Here’s an example of what the audit committee looks at in a report:
| Audit Report Section | Audit Committee Focus |
| Executive Summary | Key risks and highlights |
| Audit Scope | Was it thorough and risk-based? |
| Observations | Any high-risk issues or repeat problems? |
| Root Cause Analysis | Why did it happen? |
| Management Response | Are the fixes real and on time? |
| Follow-Up Items | Were past issues resolved or ignored? |
Challenges Faced by Audit Committees in India
❌Independence Compromises: Subtle pressure from management or promoters may compromise the Audit Committee’s objectivity, interfering with its ability to challenge financial or control issues effectively.

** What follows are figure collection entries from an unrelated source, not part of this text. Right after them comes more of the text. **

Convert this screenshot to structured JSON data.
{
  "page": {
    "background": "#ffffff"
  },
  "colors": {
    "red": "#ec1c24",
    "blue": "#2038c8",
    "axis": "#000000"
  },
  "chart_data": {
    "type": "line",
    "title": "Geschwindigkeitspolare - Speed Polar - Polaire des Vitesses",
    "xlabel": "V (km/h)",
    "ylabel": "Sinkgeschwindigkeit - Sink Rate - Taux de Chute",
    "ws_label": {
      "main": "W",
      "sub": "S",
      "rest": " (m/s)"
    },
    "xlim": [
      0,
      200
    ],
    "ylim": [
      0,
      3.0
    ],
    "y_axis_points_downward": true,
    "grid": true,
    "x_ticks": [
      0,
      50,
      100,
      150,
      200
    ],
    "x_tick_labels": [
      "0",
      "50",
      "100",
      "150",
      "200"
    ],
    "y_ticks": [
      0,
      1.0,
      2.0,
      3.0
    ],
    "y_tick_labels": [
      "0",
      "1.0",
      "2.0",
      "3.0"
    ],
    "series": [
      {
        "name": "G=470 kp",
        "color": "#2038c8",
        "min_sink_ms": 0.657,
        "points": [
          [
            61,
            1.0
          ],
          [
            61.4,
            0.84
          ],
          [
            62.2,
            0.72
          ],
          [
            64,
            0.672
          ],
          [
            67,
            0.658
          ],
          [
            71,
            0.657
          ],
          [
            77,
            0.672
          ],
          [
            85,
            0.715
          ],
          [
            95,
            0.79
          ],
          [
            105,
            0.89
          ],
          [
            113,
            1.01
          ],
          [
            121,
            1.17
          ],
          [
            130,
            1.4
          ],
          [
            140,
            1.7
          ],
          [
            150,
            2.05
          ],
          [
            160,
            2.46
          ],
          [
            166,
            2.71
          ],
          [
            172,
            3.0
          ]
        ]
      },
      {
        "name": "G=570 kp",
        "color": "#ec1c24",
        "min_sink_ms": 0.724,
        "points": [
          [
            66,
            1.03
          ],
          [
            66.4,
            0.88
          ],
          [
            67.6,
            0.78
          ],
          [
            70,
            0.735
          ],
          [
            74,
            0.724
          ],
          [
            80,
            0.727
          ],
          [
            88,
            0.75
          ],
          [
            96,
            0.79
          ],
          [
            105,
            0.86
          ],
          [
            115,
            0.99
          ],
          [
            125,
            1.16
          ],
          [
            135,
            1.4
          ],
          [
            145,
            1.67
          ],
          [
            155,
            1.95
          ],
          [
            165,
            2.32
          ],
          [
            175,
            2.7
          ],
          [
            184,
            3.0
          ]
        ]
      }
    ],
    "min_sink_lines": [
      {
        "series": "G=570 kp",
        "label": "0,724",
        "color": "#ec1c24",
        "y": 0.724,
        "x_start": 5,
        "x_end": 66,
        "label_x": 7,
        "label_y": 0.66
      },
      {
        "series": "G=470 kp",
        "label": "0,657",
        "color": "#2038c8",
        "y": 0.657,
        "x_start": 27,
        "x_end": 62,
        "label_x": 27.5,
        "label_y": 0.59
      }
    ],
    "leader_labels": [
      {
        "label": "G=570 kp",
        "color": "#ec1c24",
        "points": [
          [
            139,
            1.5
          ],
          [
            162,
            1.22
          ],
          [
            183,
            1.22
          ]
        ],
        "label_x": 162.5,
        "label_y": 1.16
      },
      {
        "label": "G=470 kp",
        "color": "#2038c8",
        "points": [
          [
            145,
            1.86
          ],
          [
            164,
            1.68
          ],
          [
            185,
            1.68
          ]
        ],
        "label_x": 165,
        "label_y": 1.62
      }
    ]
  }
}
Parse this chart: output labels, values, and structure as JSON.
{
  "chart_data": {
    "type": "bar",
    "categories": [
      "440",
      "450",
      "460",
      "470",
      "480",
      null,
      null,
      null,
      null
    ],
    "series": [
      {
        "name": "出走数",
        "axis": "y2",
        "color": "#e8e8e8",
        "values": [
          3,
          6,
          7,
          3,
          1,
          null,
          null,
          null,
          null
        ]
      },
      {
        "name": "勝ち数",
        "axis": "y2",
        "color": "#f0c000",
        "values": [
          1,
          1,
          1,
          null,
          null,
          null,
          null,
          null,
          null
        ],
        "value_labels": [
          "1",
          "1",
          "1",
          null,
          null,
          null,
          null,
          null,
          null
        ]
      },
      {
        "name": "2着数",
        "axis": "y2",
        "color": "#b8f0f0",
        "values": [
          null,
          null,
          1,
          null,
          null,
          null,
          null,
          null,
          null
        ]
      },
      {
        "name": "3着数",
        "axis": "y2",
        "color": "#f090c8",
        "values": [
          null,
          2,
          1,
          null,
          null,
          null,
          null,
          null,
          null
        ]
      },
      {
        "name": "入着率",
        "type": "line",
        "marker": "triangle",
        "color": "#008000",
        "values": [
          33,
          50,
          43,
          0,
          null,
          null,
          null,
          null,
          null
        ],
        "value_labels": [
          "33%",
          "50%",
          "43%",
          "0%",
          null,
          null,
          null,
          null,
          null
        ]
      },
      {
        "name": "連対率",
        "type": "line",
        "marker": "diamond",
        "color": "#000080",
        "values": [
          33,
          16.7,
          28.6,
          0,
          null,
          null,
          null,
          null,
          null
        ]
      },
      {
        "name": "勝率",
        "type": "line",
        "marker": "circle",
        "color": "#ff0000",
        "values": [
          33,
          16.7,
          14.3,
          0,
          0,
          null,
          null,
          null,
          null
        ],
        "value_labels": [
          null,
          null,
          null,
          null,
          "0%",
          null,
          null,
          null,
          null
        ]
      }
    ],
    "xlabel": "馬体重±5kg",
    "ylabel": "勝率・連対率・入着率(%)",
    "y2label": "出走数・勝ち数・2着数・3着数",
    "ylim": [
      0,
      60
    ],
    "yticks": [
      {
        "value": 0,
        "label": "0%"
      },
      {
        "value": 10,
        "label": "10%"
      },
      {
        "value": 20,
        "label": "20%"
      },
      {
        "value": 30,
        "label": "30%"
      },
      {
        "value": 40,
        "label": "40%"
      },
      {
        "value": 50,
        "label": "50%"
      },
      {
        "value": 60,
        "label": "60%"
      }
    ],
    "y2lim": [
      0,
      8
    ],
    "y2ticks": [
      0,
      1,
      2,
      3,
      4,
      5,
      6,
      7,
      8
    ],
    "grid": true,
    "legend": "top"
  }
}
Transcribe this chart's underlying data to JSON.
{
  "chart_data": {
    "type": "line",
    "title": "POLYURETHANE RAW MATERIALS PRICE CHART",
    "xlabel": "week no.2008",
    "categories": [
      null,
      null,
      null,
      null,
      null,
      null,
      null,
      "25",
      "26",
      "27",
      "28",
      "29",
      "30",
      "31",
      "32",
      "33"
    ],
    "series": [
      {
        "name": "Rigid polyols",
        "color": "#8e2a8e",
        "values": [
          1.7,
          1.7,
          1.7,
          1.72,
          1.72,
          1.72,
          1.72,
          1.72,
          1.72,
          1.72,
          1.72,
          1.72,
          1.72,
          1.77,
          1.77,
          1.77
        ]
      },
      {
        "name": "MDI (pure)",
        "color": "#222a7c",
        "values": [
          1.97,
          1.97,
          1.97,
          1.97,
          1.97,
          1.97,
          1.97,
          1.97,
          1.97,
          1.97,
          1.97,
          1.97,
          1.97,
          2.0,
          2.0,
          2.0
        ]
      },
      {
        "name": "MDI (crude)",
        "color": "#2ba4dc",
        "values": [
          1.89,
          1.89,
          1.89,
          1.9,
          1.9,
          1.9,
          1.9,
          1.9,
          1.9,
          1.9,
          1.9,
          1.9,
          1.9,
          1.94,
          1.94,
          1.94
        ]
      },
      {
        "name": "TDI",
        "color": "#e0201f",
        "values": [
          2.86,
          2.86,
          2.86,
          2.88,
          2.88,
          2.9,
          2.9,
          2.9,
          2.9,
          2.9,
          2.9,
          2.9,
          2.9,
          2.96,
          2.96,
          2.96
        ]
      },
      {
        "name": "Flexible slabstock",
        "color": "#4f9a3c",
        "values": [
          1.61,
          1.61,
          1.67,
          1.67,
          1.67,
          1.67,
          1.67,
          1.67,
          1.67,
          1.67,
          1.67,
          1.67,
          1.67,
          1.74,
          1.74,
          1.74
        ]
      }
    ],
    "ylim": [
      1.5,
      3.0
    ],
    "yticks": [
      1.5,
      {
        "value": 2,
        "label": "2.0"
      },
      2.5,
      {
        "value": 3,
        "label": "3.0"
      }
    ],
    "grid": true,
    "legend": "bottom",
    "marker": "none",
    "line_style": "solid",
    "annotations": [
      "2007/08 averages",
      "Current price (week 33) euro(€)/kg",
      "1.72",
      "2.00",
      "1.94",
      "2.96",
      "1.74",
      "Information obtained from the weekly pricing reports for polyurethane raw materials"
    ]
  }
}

❌Resource Constraints: Audit Committee members often serve on multiple boards. This may limiting their ability to devote time and expertise to complex issues which require specialized knowledge.
❌Information Overload: Audit Committees often receive large volumes of financial reports close to meetings, reducing their ability to review and analyze the documents meaningfully.
❌Third-Party Risks: Limited oversight of critical third-party vendors exposes companies to potential conflicts, data breaches, or operational failures, as the committee may not always be aware of external risks.
❌Managing Whistleblower Complaints: Handling sensitive whistleblower complaints requires a high degree of confidentiality, impartiality, and legal understanding. This can be a challenging for the committee
❌Technology Gaps: Rapid digitalization introduces complex fraud risks that may outpace the Audit Committee’s ability to audit, especially in emerging technologies like AI or UPI.
Best Practices for Audit Committees Overseeing Internal Audits
✅ Risk-Based Audit Plans: Review and approve annual internal audit plans based on a comprehensive risk assessment that prioritizes high-risk areas like fraud and cybersecurity.
✅ Mandatory Private Meetings: Hold quarterly private meetings with internal auditors to discuss findings and issues candidly, without management’s presence.
✅ Whistleblower Vigilance: Oversee whistleblower mechanisms and ensure timely investigation of complaints, particularly those related to fraud or misconduct.
✅Tech-Driven Audits: Leverage advanced technologies like data analytics (Power BI, AI) to conduct real-time audits and detect anomalies more efficiently.
✅ Third-Party Audits: Collaborate with external specialist firms like PKC Management Consulting for areas outside the committee’s expertise, while ensuring overall oversight.
✅ Continuous Training: Ensure that Audit Committee members and internal auditors undergo regular training on evolving topics like Ind AS, cybersecurity risks, and ESG regulations to stay current with industry best practices.
✅Insist on Actionable Recommendations: Ensure that internal audit reports contain clear, actionable recommendations and hold management accountable for the timely and effective implementation of corrective actions.
FAQs on Role of Audit Committee in Internal Audit in India
1. What is the role of the audit committee in internal audit in India?
The audit committee oversees internal audits, ensuring that risks, controls, and compliance issues are properly reviewed. It acts as an independent layer between management and auditors to maintain accountability.
2. Is it mandatory to have an audit committee in Indian companies?
Yes, under Section 177 of the Companies Act, 2013, all listed and certain public companies must form an audit committee. This ensures strong internal controls and better corporate governance.
3. Who appoints internal auditors in Indian companies?
The audit committee is responsible for recommending the appointment, remuneration, and terms of internal auditors. This maintains independence and avoids conflict of interest.
4. How often should the audit committee meet with internal auditors?
SEBI mandates audit committees to meet at least four times a year. In practice, they often meet quarterly to review audit findings and risk assessments.
5. Can internal auditors report directly to the audit committee?
Yes, internal auditors can and should report directly to the audit committee for maximum independence. This avoids management interference and supports transparency.